Yusuf Kelestemur1,Muhammed Es1,Cagatay Aldemir1,Ebrar Colak1,Nehir Ergezer1
Middle East Technical University1
Yusuf Kelestemur1,Muhammed Es1,Cagatay Aldemir1,Ebrar Colak1,Nehir Ergezer1
Middle East Technical University1
Two-dimensional colloidal nanoplatelets have become an attractive class of colloidal nanocrystals. With their thickness dependent excitonic properties, they exhibit exciting performance in optoelectronic devices. However, the most widely studied family of colloidal nanoplatelets are based on cadmium chalcogenides, which are considered as toxic materials and their optical properties cover very limited range of the electromagnetic spectrum. To overcome these limitations, we studied the synthesis of zinc chalcogenide based nanoplatelets with two different approaches: cation exchange and direct synthesis. For the cation exchange experiments, we firstly synthesized CdSe/ZnS core/shell NPLs and then performed cation exchange.
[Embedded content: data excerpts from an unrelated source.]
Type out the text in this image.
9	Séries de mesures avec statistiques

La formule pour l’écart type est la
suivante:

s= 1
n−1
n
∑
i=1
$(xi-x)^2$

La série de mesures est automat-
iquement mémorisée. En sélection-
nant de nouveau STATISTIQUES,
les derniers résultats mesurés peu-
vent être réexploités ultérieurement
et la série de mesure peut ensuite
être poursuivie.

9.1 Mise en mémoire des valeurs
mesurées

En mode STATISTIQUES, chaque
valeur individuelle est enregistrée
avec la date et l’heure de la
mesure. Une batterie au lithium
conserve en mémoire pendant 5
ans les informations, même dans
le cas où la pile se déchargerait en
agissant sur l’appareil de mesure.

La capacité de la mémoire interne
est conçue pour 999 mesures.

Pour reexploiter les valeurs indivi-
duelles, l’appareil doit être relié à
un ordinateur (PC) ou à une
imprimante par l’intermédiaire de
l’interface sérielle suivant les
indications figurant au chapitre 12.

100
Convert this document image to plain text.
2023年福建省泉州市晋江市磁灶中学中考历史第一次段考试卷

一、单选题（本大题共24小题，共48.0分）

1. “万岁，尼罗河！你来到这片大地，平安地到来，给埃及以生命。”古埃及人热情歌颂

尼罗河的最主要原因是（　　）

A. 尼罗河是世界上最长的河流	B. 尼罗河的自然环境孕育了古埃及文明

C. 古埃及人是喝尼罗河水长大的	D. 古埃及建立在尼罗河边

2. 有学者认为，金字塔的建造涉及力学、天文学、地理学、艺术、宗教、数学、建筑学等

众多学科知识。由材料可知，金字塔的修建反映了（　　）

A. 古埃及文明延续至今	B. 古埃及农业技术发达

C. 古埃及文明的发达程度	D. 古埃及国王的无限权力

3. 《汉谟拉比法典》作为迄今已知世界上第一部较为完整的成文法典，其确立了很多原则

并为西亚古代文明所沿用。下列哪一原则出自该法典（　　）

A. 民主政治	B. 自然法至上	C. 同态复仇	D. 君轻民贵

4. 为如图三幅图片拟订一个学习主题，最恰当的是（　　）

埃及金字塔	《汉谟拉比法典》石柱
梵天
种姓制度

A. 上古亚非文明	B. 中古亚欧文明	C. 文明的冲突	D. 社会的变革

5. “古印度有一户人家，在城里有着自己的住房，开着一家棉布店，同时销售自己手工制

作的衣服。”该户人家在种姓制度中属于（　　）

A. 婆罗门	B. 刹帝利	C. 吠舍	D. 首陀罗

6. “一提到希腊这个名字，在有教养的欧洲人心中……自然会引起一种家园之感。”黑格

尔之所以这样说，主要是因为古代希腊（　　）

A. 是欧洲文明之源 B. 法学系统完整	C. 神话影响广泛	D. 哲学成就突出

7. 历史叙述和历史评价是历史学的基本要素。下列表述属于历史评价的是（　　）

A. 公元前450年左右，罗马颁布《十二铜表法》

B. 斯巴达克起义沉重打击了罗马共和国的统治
With this approach, we can achieve core/shell nanoplatelets emitting in the blue spectral region (450 – 480 nm) by preserving their narrower emission linewidth (< 30 nm). In the second approach, we tried direct synthesis of zinc chalcogenide based nanoplatelets. We demonstrated that it is also possible to synthesize ZnSe nanoplatelets having zinc-blende crystal structure with direct synthesis approach. With our optimized synthesis conditions, we synthesized two different population of ZnSe nanoplatelets having absorption peaks at 347 and 369 nm.